When I do the same in Firefox 22.0:
first request (after page loading):
GET http://localhost/GetVideo.ashx?id=mp4 HTTP/1.1
Host: localhost
User-Agent: Mozilla/5.0 (Windows NT 6.2; WOW64; rv:22.0) Gecko/20100101 Firefox/22.0
Accept: video/webm,video/ogg,video/*;q=0.9,application/ogg;q=0.7,audio/*;q=0.6,*/*;q=0.5
Accept-Language: ru-RU,ru;q=0.8,en-US;q=0.5,en;q=0.3
Range: bytes=0-
Referer: http://localhost/JWPlayerTestMp4Proper.aspx
Connection: keep-alive
first response (it is the same as for Chrome):
HTTP/1.1 206 Partial Content
Cache-Control: private
Content-Length: 5186931
Content-Type: video/mp4
Content-Range: bytes 0-5186930/5186931
Accept-Ranges: bytes
Server: Microsoft-IIS/8.0
X-AspNet-Version: 4.0.30319
X-Powered-By: ASP.NET
Date: Mon, 22 Jul 2013 08:28:19 GMT
second request (after seeking to yet not downloaded part):
GET http://localhost/GetVideo.ashx?id=mp4 HTTP/1.1
Host: localhost
User-Agent: Mozilla/5.0 (Windows NT 6.2; WOW64; rv:22.0) Gecko/20100101 Firefox/22.0
Accept: video/webm,video/ogg,video/*;q=0.9,application/ogg;q=0.7,audio/*;q=0.6,*/*;q=0.5
Accept-Language: ru-RU,ru;q=0.8,en-US;q=0.5,en;q=0.3
Range: bytes=2490368-
Referer: http://localhost/JWPlayerTestMp4Proper.aspx
Connection: keep-alive
second response:
HTTP/1.1 206 Partial Content
Cache-Control: private
Content-Length: 2696563
Content-Type: video/mp4
Content-Range: bytes 2490368-5186930/5186931
Accept-Ranges: bytes
Server: Microsoft-IIS/8.0
X-AspNet-Version: 4.0.30319
X-Powered-By: ASP.NET
Date: Mon, 22 Jul 2013 08:35:34 GMT
IE 10 is working in the same way as Firefox.

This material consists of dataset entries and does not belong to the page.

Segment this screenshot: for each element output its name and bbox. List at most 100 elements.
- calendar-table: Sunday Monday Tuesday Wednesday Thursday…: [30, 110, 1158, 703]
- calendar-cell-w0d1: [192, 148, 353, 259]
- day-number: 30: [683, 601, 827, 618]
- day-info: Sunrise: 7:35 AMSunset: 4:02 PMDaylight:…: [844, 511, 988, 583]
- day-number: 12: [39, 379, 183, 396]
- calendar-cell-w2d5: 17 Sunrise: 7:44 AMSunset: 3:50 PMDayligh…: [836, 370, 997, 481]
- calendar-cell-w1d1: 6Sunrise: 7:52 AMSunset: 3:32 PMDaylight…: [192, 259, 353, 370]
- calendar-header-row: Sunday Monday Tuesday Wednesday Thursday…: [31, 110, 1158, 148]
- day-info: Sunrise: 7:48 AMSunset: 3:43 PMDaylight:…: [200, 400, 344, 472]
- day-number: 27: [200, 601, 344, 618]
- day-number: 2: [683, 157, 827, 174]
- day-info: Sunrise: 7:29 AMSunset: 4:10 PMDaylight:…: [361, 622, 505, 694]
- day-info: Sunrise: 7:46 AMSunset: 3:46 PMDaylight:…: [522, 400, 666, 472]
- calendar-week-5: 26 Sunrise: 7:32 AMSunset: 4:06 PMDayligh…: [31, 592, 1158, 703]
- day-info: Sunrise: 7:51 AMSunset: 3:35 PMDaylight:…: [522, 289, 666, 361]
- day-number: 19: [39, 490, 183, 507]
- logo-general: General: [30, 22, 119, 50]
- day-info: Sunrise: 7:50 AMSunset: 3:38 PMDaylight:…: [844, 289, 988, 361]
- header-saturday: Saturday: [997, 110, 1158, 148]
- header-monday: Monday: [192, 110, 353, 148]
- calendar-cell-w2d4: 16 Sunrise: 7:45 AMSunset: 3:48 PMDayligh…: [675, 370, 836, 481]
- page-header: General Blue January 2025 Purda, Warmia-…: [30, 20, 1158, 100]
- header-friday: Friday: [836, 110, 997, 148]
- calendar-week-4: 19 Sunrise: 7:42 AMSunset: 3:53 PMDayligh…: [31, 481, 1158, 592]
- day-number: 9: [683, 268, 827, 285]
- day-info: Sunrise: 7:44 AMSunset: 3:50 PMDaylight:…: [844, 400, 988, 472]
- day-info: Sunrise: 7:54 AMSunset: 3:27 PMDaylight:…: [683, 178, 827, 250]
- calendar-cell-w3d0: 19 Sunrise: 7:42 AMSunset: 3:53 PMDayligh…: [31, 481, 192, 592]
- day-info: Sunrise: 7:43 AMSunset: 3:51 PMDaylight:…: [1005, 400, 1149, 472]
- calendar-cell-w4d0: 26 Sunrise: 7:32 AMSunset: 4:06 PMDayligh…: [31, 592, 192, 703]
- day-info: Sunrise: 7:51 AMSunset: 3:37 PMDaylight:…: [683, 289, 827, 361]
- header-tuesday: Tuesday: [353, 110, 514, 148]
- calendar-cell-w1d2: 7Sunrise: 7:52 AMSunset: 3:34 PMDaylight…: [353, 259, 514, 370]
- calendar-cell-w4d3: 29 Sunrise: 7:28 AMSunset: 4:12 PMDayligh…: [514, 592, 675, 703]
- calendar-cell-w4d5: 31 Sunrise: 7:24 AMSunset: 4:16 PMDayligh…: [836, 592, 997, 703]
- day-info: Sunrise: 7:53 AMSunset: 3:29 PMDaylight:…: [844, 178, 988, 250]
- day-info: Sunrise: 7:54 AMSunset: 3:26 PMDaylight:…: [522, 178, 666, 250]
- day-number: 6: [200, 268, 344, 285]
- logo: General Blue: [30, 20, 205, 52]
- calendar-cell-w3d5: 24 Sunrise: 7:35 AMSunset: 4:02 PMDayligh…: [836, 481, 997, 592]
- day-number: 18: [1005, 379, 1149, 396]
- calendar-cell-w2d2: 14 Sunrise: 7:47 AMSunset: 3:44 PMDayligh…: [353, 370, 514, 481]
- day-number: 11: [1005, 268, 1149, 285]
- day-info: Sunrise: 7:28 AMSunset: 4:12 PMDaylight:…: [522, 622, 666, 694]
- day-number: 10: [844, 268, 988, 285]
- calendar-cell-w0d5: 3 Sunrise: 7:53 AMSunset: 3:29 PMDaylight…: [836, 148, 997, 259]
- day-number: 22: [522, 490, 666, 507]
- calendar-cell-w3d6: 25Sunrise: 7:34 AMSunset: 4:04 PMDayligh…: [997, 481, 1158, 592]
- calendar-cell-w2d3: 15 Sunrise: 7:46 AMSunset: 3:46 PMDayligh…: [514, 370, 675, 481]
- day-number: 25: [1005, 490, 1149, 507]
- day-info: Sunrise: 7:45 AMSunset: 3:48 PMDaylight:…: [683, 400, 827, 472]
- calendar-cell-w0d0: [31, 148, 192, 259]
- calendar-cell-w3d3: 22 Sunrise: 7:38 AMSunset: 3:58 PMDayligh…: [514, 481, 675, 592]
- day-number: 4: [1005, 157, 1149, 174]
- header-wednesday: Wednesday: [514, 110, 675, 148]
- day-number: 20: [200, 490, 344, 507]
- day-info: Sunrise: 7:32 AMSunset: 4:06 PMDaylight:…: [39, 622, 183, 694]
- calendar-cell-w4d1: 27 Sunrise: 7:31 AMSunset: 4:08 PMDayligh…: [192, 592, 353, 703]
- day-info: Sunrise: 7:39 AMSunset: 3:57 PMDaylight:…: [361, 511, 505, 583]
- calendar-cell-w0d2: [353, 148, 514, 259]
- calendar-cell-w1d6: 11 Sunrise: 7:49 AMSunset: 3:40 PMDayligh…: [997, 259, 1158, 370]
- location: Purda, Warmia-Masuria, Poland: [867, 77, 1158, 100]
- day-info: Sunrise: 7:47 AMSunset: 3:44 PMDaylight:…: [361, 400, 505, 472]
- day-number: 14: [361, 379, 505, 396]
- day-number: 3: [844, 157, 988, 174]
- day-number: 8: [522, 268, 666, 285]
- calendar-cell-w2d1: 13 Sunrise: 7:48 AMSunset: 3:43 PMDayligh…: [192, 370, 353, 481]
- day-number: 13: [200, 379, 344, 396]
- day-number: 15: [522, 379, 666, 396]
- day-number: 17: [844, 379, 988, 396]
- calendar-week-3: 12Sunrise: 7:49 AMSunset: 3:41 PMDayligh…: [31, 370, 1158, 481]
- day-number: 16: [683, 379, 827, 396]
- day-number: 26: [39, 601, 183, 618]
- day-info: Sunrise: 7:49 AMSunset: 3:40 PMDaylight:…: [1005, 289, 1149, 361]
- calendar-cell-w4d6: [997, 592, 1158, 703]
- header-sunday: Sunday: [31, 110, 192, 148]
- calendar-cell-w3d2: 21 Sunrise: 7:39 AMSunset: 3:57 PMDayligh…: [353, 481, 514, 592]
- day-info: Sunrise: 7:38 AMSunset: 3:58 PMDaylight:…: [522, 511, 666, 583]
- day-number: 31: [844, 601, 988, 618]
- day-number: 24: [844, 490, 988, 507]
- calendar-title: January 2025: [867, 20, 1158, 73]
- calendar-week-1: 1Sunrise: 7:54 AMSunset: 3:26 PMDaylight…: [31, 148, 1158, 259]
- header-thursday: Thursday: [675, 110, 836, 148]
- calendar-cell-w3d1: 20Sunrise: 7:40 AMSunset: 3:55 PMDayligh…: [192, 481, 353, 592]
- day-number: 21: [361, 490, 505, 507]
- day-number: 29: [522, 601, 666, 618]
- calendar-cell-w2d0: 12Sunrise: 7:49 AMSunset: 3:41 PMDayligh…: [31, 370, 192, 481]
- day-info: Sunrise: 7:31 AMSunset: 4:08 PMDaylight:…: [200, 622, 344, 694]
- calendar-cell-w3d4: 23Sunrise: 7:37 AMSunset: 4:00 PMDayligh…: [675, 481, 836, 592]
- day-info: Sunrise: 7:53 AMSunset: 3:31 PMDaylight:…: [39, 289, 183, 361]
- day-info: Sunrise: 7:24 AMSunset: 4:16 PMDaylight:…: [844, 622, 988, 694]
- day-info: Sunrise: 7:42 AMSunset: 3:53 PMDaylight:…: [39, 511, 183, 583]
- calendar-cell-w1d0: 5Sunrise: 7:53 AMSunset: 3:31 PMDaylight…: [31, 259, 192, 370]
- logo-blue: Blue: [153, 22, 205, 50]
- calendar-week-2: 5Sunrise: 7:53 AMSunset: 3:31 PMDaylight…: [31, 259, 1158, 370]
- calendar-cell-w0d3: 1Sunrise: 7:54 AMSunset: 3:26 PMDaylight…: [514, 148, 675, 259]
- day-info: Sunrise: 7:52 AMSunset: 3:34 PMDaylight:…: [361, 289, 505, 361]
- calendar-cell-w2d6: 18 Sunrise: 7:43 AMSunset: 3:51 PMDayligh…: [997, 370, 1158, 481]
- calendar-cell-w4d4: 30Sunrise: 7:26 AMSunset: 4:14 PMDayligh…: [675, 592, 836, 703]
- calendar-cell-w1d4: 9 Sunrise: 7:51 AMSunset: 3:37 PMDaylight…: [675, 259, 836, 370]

What response header Chrome expects to be able to behave in the same way - to make addtional requests after seeking to not-downloaded part?
It turned out response header was correct.
The problem was I was using video file with small length and chrome appears to have some kind of optimization not sending additional request if difference in time is too small (less then 30 seconds or so).